Experts from Tele2 and PodSystem share their views on why IoT connectivity market is so dispersed and what its future will be like:
- Requirements. Monitoring the level of fuel in a tank, enabling communication within a smart home or a smart city, streaming audio or video - the applications of IoT are diverse and the performance characteristics required by each of them vary immensely. The needed values for bandwidth, data rates, battery life, the number of devices in the network, etc. are so scattered that supporting them all in a single device or a single transmission protocol is virtually unrealistic.
- Geography. Depending on how spread-out the solution to be wired is, the choice of applicable technologies will differ. Some networks rely on a specific frequency band that may be unavailable in certain countries and requires licensing in others.
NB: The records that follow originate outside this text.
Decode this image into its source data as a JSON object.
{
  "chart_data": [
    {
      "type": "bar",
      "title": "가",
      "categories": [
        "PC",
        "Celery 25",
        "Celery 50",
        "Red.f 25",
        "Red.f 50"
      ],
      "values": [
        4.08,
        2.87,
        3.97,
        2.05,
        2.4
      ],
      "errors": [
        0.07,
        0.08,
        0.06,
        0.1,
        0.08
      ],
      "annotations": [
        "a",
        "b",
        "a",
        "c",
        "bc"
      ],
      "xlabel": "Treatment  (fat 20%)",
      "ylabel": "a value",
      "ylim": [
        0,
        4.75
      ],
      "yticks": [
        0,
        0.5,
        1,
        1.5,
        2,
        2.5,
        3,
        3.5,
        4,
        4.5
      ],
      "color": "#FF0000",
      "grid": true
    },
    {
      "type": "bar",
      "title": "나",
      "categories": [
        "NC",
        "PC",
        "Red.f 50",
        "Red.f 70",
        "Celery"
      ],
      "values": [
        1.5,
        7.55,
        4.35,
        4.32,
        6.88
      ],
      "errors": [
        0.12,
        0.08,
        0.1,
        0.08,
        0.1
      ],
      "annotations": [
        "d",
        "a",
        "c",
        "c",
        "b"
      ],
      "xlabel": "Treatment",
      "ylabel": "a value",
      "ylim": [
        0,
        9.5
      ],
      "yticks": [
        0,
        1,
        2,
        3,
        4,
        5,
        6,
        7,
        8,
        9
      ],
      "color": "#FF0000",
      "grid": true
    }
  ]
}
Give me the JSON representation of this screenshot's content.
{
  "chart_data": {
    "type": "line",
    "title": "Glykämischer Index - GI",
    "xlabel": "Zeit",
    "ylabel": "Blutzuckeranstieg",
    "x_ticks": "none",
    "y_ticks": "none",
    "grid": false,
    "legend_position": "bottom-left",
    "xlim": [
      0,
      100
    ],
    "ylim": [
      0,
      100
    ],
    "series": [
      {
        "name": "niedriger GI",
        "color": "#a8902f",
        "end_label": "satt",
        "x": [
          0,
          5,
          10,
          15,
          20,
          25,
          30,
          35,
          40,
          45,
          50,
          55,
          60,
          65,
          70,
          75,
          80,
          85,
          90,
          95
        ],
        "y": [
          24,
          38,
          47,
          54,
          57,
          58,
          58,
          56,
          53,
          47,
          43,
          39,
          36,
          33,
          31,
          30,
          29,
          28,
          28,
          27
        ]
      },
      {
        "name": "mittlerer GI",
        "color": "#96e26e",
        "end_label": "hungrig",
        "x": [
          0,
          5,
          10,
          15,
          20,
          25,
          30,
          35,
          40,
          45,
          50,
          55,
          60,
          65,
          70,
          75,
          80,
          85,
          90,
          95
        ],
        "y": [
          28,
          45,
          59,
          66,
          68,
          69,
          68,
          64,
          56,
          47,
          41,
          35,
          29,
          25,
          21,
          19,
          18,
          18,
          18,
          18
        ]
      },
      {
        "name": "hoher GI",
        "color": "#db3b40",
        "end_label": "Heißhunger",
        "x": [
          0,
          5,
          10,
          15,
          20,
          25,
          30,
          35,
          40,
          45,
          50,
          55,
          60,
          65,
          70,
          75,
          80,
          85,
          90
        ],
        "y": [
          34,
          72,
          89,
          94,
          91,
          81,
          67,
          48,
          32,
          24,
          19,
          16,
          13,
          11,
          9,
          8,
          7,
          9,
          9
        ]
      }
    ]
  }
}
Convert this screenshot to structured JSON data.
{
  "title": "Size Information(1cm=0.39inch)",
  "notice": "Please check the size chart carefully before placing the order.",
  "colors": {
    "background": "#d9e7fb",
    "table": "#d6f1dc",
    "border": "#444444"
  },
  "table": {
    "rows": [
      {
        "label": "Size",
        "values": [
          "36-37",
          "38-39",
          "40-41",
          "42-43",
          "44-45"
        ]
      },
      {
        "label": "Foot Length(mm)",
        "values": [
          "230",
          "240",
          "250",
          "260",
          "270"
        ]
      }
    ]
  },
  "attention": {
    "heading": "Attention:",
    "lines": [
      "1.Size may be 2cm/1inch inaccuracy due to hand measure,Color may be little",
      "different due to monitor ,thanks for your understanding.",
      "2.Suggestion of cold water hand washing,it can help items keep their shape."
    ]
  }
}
- Coverage. This issue stems from the previous one - local regulatory limitations may hinder roll-out or prevent certain network technologies from becoming attractive alternatives forcing them to adapt and, thus, lose flexibility or compatibility. In addition, due to significant upfront investments and unpredictability of demand, coverage is reactive, not proactive.
- Customer buy-in. This is actually a big one! There is a lot of inertia and resistance to change among businesses making the adoption of the latest technologies an unhasting process. This is further pulled back by the inability to test the innovative solutions (see Coverage above) and inconsistent technology offerings across countries (some have already got rid of 2G, others haven’t fully adopted LTE yet).
- Price. It all comes down to money after all. IoT devices supporting several technologies can definitely serve as a workaround to single technology limitations, however, the price tag as well as integration and maintenance overhead may detract potential customers from adopting them.
Despite a number of technologies on the IoT connectivity arena, the choice of options for a particular application is highly limited because of the combination of the factors discussed above. Experts at the Telematics 2017 conference agree that the most plausible direction to overcome the existing restrictions is the development of hybrid devices implementing several network technologies and ensuring seamless interaction between them (Murata has just recently combined Sigfox and LoRa in a single module).
This will definitely affect the price and battery life of end products which may stimulate partnerships between IoT connectivity providers and propel unification and standardization initiatives.